REVIEWED BY DAN STUMPF:         


CURSE OF THE UNDEAD. Universal International, 1959. Starring Eric Fleming, Michael Pate, Kathleen Crowley, Bruce Gordon. Written & directed by Edward Dein.

   What could have been a campy disaster emerges as an off-beat effort with some memorable moments. Not a complete success, but much better than you’d expect from a Vampire Western.

   Things start quickly, with writer/director Dein showing off a fine sense of pace as a young lady dies mysteriously with (you guessed it) bite-marks on her neck — an escaping demon suggested by a shade flapping violently in the bedroom window, in a neat bit of understatement.

   From here we move on to some typical Western range-war dramatics, but no range itself, as if the budget couldn’t be stretched to include any wide open spaces. Or maybe Dein just wanted to keep things creepy and claustrophobic in this town-bound gothic.

   Whatever the case, the stock characters hang around saloon and offices going through their usual paces, with the Big Rancher pushing on the smaller ones, the Sheriff standing tough in the middle, the hot-head edging towards a showdown, and pious Preacher Dan (Eric Fleming) trying to keep everyone above ground and unperforated while casting eyes on the local Rancher’s Daughter (Kathleen Crowley.)

   (PARENTHETICAL NOTE: A critic once pointed out that B westerns are rife with ranchers and ranchers’ daughters, but a positive dearth of ranch moms — either life on the prairie was hard on a woman, or else it was just too much bother and expense to hire another actress.)

   Things don’t have time to get dull before the mysterious stranger we’ve been expecting all along shows up in a memorable moment, rearing his horse in the moonlight in spooky slow motion. And it’s not long after that till he makes himself known to the locals as a sinister gun-for-hire in a scary shoot-out, which is one of those scenes I said you’d remember.

   The ghoulish gunman is played very ably by Michael Pate, an Aussie with a lean-and-thirsty look typed as a bad guy in Hollywood but capable of much broader range. In Curse he comes off as equal parts Cowboy and Creep: lean, graceful, and suggesting a certain complexity of character ably conveyed in a script that paints him more love-lorn than blood-thirsty but nonetheless deadly.

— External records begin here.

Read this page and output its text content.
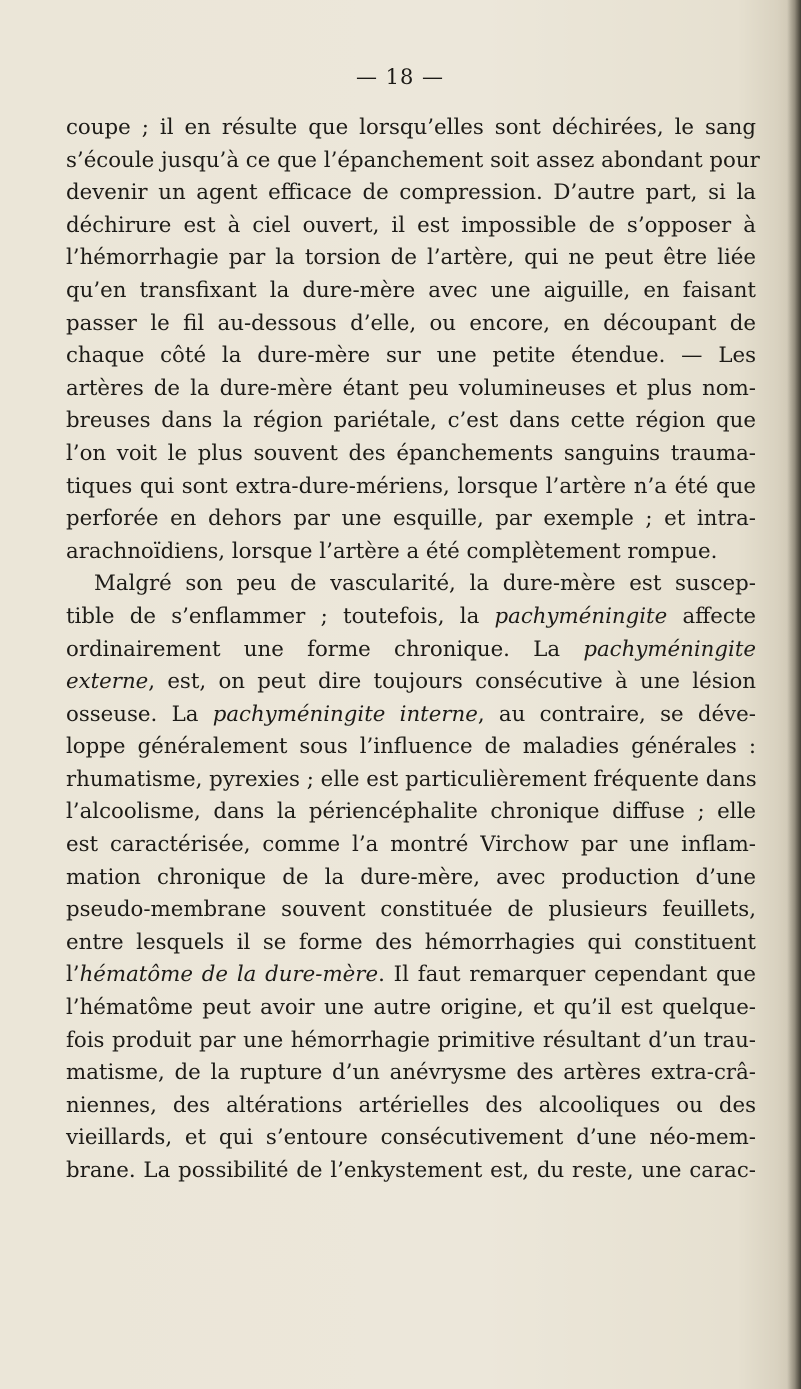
— 18 —
coupe ; il en résulte que lorsqu’elles sont déchirées, le sang
s’écoule jusqu’à ce que l’épanchement soit assez abondant pour
devenir un agent efficace de compression. D’autre part, si la
déchirure est à ciel ouvert, il est impossible de s’opposer à
l’hémorrhagie par la torsion de l’artère, qui ne peut être liée
qu’en transfixant la dure-mère avec une aiguille, en faisant
passer le fil au-dessous d’elle, ou encore, en découpant de
chaque côté la dure-mère sur une petite étendue. — Les
artères de la dure-mère étant peu volumineuses et plus nom-
breuses dans la région pariétale, c’est dans cette région que
l’on voit le plus souvent des épanchements sanguins trauma-
tiques qui sont extra-dure-mériens, lorsque l’artère n’a été que
perforée en dehors par une esquille, par exemple ; et intra-
arachnoïdiens, lorsque l’artère a été complètement rompue.
Malgré son peu de vascularité, la dure-mère est suscep-
tible de s’enflammer ; toutefois, la pachyméningite affecte
ordinairement une forme chronique. La pachyméningite
externe, est, on peut dire toujours consécutive à une lésion
osseuse. La pachyméningite interne, au contraire, se déve-
loppe généralement sous l’influence de maladies générales :
rhumatisme, pyrexies ; elle est particulièrement fréquente dans
l’alcoolisme, dans la périencéphalite chronique diffuse ; elle
est caractérisée, comme l’a montré Virchow par une inflam-
mation chronique de la dure-mère, avec production d’une
pseudo-membrane souvent constituée de plusieurs feuillets,
entre lesquels il se forme des hémorrhagies qui constituent
l’hématôme de la dure-mère. Il faut remarquer cependant que
l’hématôme peut avoir une autre origine, et qu’il est quelque-
fois produit par une hémorrhagie primitive résultant d’un trau-
matisme, de la rupture d’un anévrysme des artères extra-crâ-
niennes, des altérations artérielles des alcooliques ou des
vieillards, et qui s’entoure consécutivement d’une néo-mem-
brane. La possibilité de l’enkystement est, du reste, une carac-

   Curse proceeds to ride a tricky trail between the conventions of the horror film and the clichés of the B-western. There’s a bit too much talk at times, but things finish off with a nifty round-up combining the best of both genres: When Preacher and Demon face each other on a dusty street, we pretty much know what’s going to happen — but how it happens, is immensely satisfying for fans of monsters and cowboys.